Spesso si cercano frasi a effetto, aggettivi complicati per cercare di rendere e definire quel che complicato non è; così, se mi fermo a riflettere sullo spettacolo di Paolo Nori che in questi giorni attraversa l’Italia “Noi e i Governi” in mente mi viene una parola… continuo a pensare che sia proprio “bello”.
Paolo Nori, nato a Parma, di mestiere scrittore e traduttore di autori dal russo, ama anche scrivere e mettere in scena spettacoli basati sulla lettura. L’ultimo si intitola “Noi e i Governi”: la raccomandazione per i lettori è di andarlo a vedere, ovunque ne abbiano l’occasione, correndo il rischio di commuoversi, infiammarsi, sognare e, nonostante le raccomandazioni di Nori - che non ama essere interrotto dagli applausi se non a spettacolo concluso - di non riuscire a frenarsi e applaudire a scena aperta rimediando una figuraccia.
Lo scrittore, in uno scenario scarno, fatto solo di un leggio ma accompagnato dal Coro delle Mondine di Novi, che in tutto fanno circa venti coriste dagli enta agli anta, parte dalla lettura dei “Disastri” di Daniil Charms, di cui ha curato di recente la traduzione per la Marcos y Marcos, per una serie di riflessioni e citazioni che di certo non possono lasciare indifferente lo spettatore.
Daniil Charms, “scomodo” autore russo la cui arte fu considerata degenerata e antisovietica, con un eufemismo potremmo dire visse di scrittura, se per vivere si intende patire la fame e finire in galera prima e in un manicomio poi, dove morì di fame nel ’42. Tutti i suoi scritti sarebbero andati perduti durante il bombardamento di Leningrado, dove a essere bombardata fu anche la sua casa, se un amico non avesse salvato e conservato la valigia che li custodiva. Sotto forma di libro poterono circolare solo a partire dagli anni ’60, quando divenne uno degli autori russi più letto, amato e imitato. Questo racconta Paolo Nori, poi legge parti di questi racconti, frammenti brevi, tra il grottesco e l’assurdo, dove l’interpretazione di Nori (perfetta) non ha niente da invidiare alla traduzione. Quindi, rivolgendosi al pubblico, pone una domanda, “Meglio morire di fame in un manicomio sotto un Regime o con la sedia elettrica in una Democrazia?” e qui segue il racconto della dolorosa storia di Sacco e Vanzetti, nella democratica America, e le parole del discorso di Vanzetti, nel suo estremo tentativo di difesa davanti al giudice.
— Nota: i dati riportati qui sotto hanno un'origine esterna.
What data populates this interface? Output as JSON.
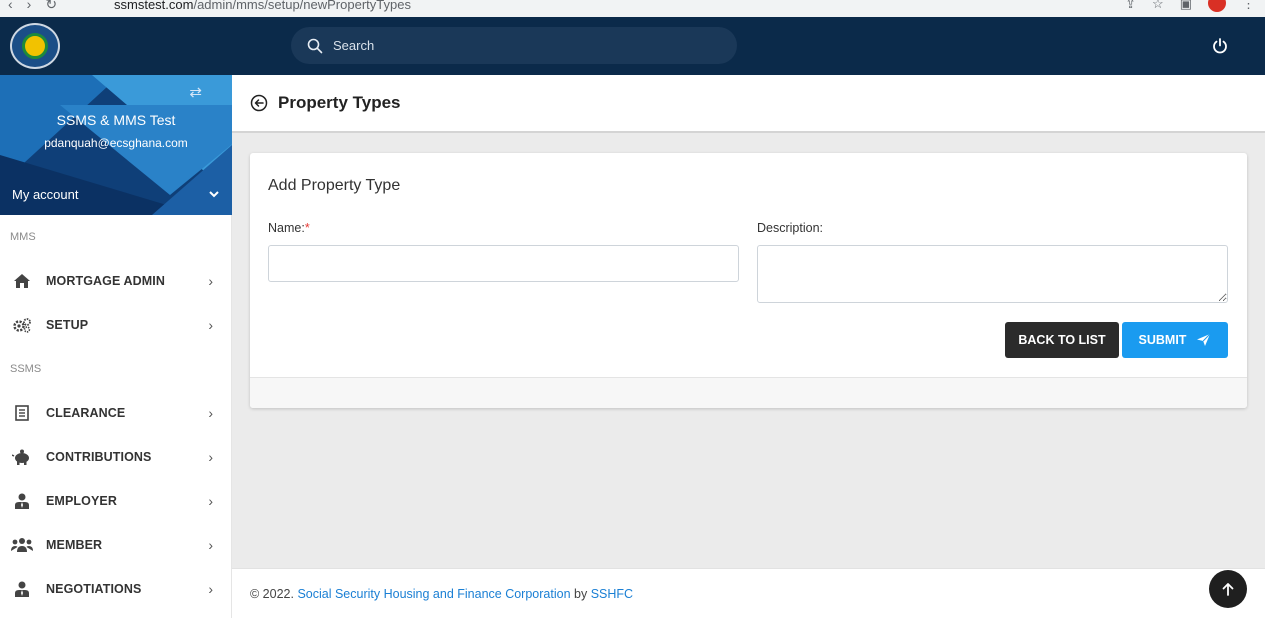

Ancora il coro, che rimanda alla Resistenza partigiana e al lavoro delle donne nelle risaie che chiedevano solo il riconoscimento dei loro diritti; si interseca ad altre riflessioni, tristemente attuali, ma non manca il tempo per citare un Proudhon del 1840 e prima ancora il filosofo greco Epitteto e chiedersi, ancora, “chi tra i presenti può dare un reale esempio di coerenza e libertà. E quanti invece questa libertà se la sono venduta in cambio di un aumento di stipendio?”.
Se il governare si trasforma sovente in anarchia, la forza della stessa si basa sugli esempi e sul fatto che l’uomo sia buono. Il partire da un esempio che non sempre è corretto ne crea l’immancabile degenerazione. Questa potrebbe essere la chiusura degna, la riflessione finale. Ci si abbandona alle note di “O bella ciao” che suonano tristi e infinitamente lontane.